Website Outages and Affiliate Marketing Campaigns

Yesterday at 9:12 am MST a major brand which runs its affiliate program on a major affiliate network sent out the following text to all of its affiliates:

We are scheduled to perform maintenance work on the [MerchantURL].com website and as such will be having an outage effective Monday August 8th from 10pm MST through Tuesday August 9th 6:00AM MST.

During this period we will not be able to take any orders through our website. We apologize for the inconvenience that this may cause. Please let us know if you have any questions.

Very seldom are the cases when merchants do something that shows they really care about affiliates. However sad this may be to admit, more often than not, it is the other way around — tracking goes down, websites go down… but merchants don’t say a word. While the affiliates of the above merchant would’ve benefited from a more advance notice (13 hours is cutting it really short), as some may be paying for the traffic they’re sending to the merchant, overall, I applaud the above step.

This incident also brings another possible scenario to mind. If it so unfortunately (for affiliates) happens that a website outage or tracking downtime occurs, and before you know it a period of no-commission time elapses, you as a merchant (or program manager) want to retroactively compensate affiliates the commission they would’ve earned had the tracking worked properly. I’ve had this happen in my affiliate program management practice before. Affiliates don’t care who’s fault it is, and appreciate it when you show you truly care.

3 thoughts on “Website Outages and Affiliate Marketing Campaigns”

  1. HasOffers went down for about 8 hours from late last night until early this morning. Not that I drive any traffic through HasOffers networks as I don’t trust any company that uses them – but its an interesting case study based on the fact that HasOffers chose to put their source code into the ‘cloud’ and thus exposed their client base to every conceivable issue that all other sites on the Amazon EC2 may run up against. Not only are all HasOffers clients put at risk in a shared pool of other HasOffers clients – but they are at risk from every single company that hosts on Amazon EC2. A combined 15 hours of downtime in two months screams that this is not an effective mechanism for powering high volume affiliate programs and networks.
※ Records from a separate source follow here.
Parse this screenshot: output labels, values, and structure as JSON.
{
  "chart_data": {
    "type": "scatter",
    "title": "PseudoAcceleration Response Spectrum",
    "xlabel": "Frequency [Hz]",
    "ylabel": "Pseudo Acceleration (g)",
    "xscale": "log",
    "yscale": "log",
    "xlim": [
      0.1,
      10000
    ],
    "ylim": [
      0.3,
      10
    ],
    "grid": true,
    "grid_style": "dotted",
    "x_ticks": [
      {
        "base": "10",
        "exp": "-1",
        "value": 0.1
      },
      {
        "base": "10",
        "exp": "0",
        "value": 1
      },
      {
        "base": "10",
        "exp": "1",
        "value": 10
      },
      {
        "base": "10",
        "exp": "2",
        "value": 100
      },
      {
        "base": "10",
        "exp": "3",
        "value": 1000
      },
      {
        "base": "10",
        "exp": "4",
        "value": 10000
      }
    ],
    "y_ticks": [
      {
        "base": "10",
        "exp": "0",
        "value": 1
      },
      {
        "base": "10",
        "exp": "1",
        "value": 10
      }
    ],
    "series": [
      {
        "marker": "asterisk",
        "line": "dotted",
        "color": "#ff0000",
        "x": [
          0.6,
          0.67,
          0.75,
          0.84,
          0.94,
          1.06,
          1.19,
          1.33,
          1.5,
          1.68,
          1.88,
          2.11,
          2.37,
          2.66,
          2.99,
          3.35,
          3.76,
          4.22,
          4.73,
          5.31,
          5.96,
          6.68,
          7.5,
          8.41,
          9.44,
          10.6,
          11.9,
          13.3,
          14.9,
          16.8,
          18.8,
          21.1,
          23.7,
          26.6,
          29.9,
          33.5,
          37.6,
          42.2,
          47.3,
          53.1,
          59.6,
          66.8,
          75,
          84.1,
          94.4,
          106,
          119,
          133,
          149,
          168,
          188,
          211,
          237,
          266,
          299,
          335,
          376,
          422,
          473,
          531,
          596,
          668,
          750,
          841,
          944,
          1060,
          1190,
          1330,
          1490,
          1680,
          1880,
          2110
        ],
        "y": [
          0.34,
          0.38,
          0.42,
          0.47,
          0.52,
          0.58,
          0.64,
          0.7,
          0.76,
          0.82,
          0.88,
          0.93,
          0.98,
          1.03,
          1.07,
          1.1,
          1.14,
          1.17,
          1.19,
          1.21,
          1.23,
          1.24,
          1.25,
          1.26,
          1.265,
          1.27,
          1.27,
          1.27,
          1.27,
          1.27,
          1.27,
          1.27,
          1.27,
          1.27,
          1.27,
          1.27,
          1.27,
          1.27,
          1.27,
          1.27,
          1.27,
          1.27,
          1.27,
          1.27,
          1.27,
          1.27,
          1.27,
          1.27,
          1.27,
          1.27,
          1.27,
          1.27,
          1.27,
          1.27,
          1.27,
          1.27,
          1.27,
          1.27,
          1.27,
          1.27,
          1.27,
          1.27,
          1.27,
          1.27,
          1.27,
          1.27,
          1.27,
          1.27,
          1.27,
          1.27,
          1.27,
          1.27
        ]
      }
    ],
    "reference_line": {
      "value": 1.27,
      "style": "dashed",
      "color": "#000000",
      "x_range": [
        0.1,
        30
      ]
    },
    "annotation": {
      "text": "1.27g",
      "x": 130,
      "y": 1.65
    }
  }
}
    As an affiliate, not only do I not trust a single HasOffers network due to the zero barrier of entry and complete lack of financial investment in their business – I also feel as though the ‘cloud’ hosting environment presents a massive risk potential and up-time issues for any network dumb enough to trust their business on this cheaply built technology.

  2. Hi Gary,
    We did have some down time in the Virginia facility of Amazon EC2 yesterday, but it was not anywhere near 8 hours. In fact, it was approximately 10 minutes. Our fail over systems were engaged, but the service went back up before the switch. You can check amazon’s logs on this. This falls well within our SLA, but we are obviously very upset this happened. We are continuing to improve our global load balancing to decrease the amount of latency for failing over to other facilities in these events. As a final fail over, we still maintain our own servers in LA. So even if every Amazon instance went down, we would still be able to carry the load.
    Would you mind emailing me a network name that claimed to be down for 8 hours? [email protected]
    From the beginning, it has been our desire to put reliable tracking technology into everyone’s hands so that the entire industry may grow. There are always difficulties in attempting to move forward onto more advanced technologies, but we maintain that the future is in the cloud.